Attualità
Le donne e l’Iran a Cinemazero

Serata speciale quella di giovedì 06 marzo per il quarto appuntamento di Aspettando Pordenone Docs Fest – Le voci del documentario, il festival di Cinemazero giunto alla sua XVIII edizione, che si intreccia ad Anteprima Dedica, il programma di appuntamenti che anticipano la XXXI edizione del festival dedicato quest’anno allo scrittore iraniano-olandese Kader Abdolah.Alle 20.45, in occasione della Giornata Internazionale della donna, sul grande schermo sarà proietatto My stolen Planet di Farahnaz Sharifi, un racconto personale, toccante, intenso di una donna iraniana, che ama il suo Paese e la libertà.
Farah, nata durante la rivoluzione islamica in Iran nel 1979, all’età di sette anni si rende conto di vivere su due pianeti: quello degli Ayatollah e un altro, nascosto, dove osa essere sé stessa. Quando acquista una cinepresa il suo mondo cresce, nutrito dalla danza e dalla gioia. A ciò aggiunge gli archivi di filmati in 8mm lasciati da altre famiglie in esilio, creando così un’altra storia, che consegna al mondo, del suo paese.

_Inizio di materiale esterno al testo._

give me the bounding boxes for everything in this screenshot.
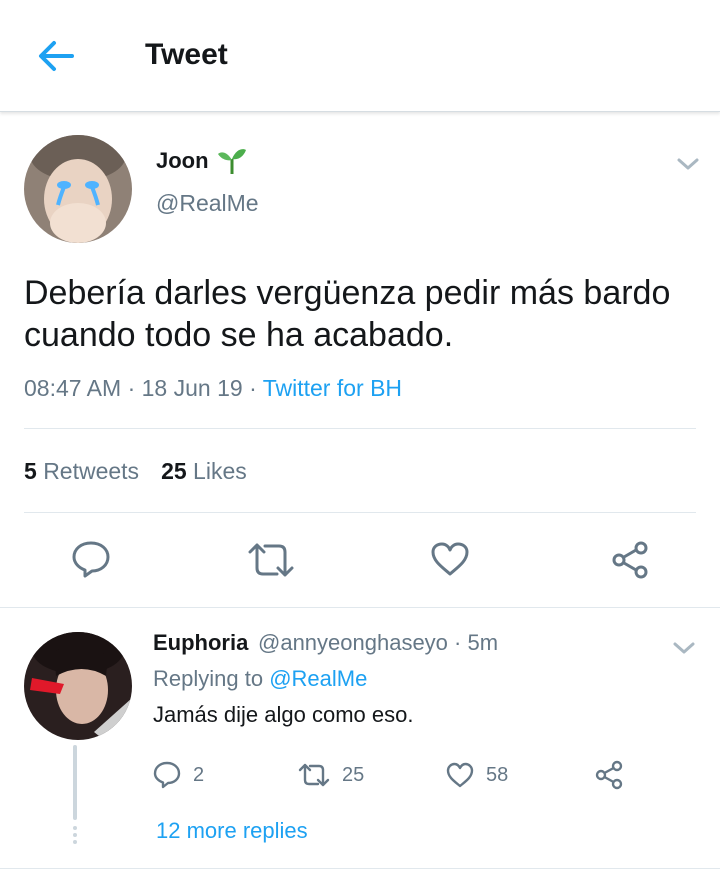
reply-retweet-button[interactable]: 25: [298, 760, 364, 790]
tweet-date: 18 Jun 19: [141, 375, 243, 401]
back-button[interactable]: [34, 37, 78, 75]
chevron-down-icon: [673, 642, 695, 654]
page-title: Tweet: [145, 38, 228, 71]
reply-avatar[interactable]: [24, 632, 132, 740]
thread-dot: [73, 840, 77, 844]
reply-author-name[interactable]: Euphoria: [153, 630, 248, 656]
meta-separator: ·: [249, 375, 257, 401]
divider: [24, 512, 696, 513]
thread-line: [73, 745, 77, 820]
divider: [0, 868, 720, 869]
share-icon: [612, 541, 648, 579]
replying-to-mention[interactable]: @RealMe: [269, 666, 367, 691]
tweet-time: 08:47 AM: [24, 375, 122, 401]
reply-reply-button[interactable]: 2: [153, 760, 204, 790]
seedling-icon: [217, 147, 247, 180]
retweet-icon: [298, 763, 330, 787]
chevron-down-icon: [677, 158, 699, 170]
reply-like-count: 58: [486, 763, 509, 786]
reply-text: Jamás dije algo como eso.: [153, 702, 414, 727]
tweet-meta: 08:47 AM · 18 Jun 19 · Twitter for BH: [24, 375, 402, 402]
likes-stat[interactable]: 25 Likes: [161, 458, 247, 484]
reply-like-button[interactable]: 58: [446, 760, 508, 790]
share-icon: [595, 760, 623, 790]
more-replies-link[interactable]: 12 more replies: [156, 818, 308, 844]
comment-icon: [153, 761, 181, 789]
replying-to-line: Replying to @RealMe: [153, 666, 368, 691]
author-handle[interactable]: @RealMe: [156, 190, 259, 217]
divider: [0, 607, 720, 608]
heart-icon: [431, 542, 469, 576]
retweet-button[interactable]: [247, 542, 295, 578]
tweet-stats: 5 Retweets 25 Likes: [24, 458, 247, 485]
thread-dot: [73, 833, 77, 837]
author-name[interactable]: Joon: [156, 148, 209, 174]
meta-separator: ·: [127, 375, 136, 401]
comment-icon: [72, 541, 110, 578]
tweet-menu-button[interactable]: [676, 156, 700, 177]
tweet-text: Debería darles vergüenza pedir más bardo…: [24, 274, 671, 354]
like-button[interactable]: [430, 541, 470, 577]
top-bar: Tweet: [0, 0, 720, 112]
reply-button[interactable]: [71, 540, 111, 578]
reply-retweet-count: 25: [342, 763, 365, 786]
retweets-stat[interactable]: 5 Retweets: [24, 458, 139, 484]
reply-reply-count: 2: [193, 763, 205, 786]
thread-dot: [73, 826, 77, 830]
tweet-source-link[interactable]: Twitter for BH: [263, 375, 402, 401]
reply-share-button[interactable]: [594, 760, 624, 790]
reply-handle-time: @annyeonghaseyo · 5m: [258, 630, 499, 655]
arrow-left-icon: [39, 41, 74, 71]
author-avatar[interactable]: [24, 135, 132, 243]
retweet-icon: [248, 543, 294, 577]
divider: [24, 428, 696, 429]
share-button[interactable]: [610, 540, 650, 580]
heart-icon: [446, 762, 474, 788]
reply-menu-button[interactable]: [672, 640, 696, 661]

Nel “pianeta privato” di Sharifi le donne iraniane sono libere di essere se stesse e il banale diventa bello. Vengono ripresi momenti di passaggio, intimi, che ritraggono un aspetto opposto e più tranquillo della resistenza, ma anche i coraggiosi atti di protesta nelle strade. Dall’altro lato, il mondo esterno è sempre documentato, con i telefoni cellulari puntati in faccia e gli occhi digitali che osservano in continuazione. Attraverso la voce fuori campo, la regista mette in discussione il suo impulso a filmare tutto. Ma “filmare o non filmare” non è mai la domanda. Il cinema è testimone di tragedie e ingiustizie, e il cinema documentario è quindi anche infinitamente vitale.
Ospite della serata, grazie anche alla collaborazione con l’Associazione Neda Day, Mersedeh Ghaedi, attivista iraniana rifugiata in Europa.
«Mi chiamo Mersedeh. Nel 1982, io, i miei fratelli e mia cognata fummo arrestati brutalmente dalle guardie della Repubblica Islamica. Eravamo attivisti pacifici: ci accusarono di essere antirivoluzionari. Subii torture atroci, mentre la mia salute peggiorava a causa della mancanza di cure. Condannata a morte senza un processo equo, riuscii a salvarmi grazie a un permesso medico, che divenne la mia via di fuga dal Paese. Racconterò a Pordenone la mia storia per onorare i miei fratelli Sadiq e Reza, mia cognata e tutte le vittime che hanno dato la vita per le loro idee. Non dobbiamo dimenticare e dobbiamo impedire che simili atrocità si ripetano».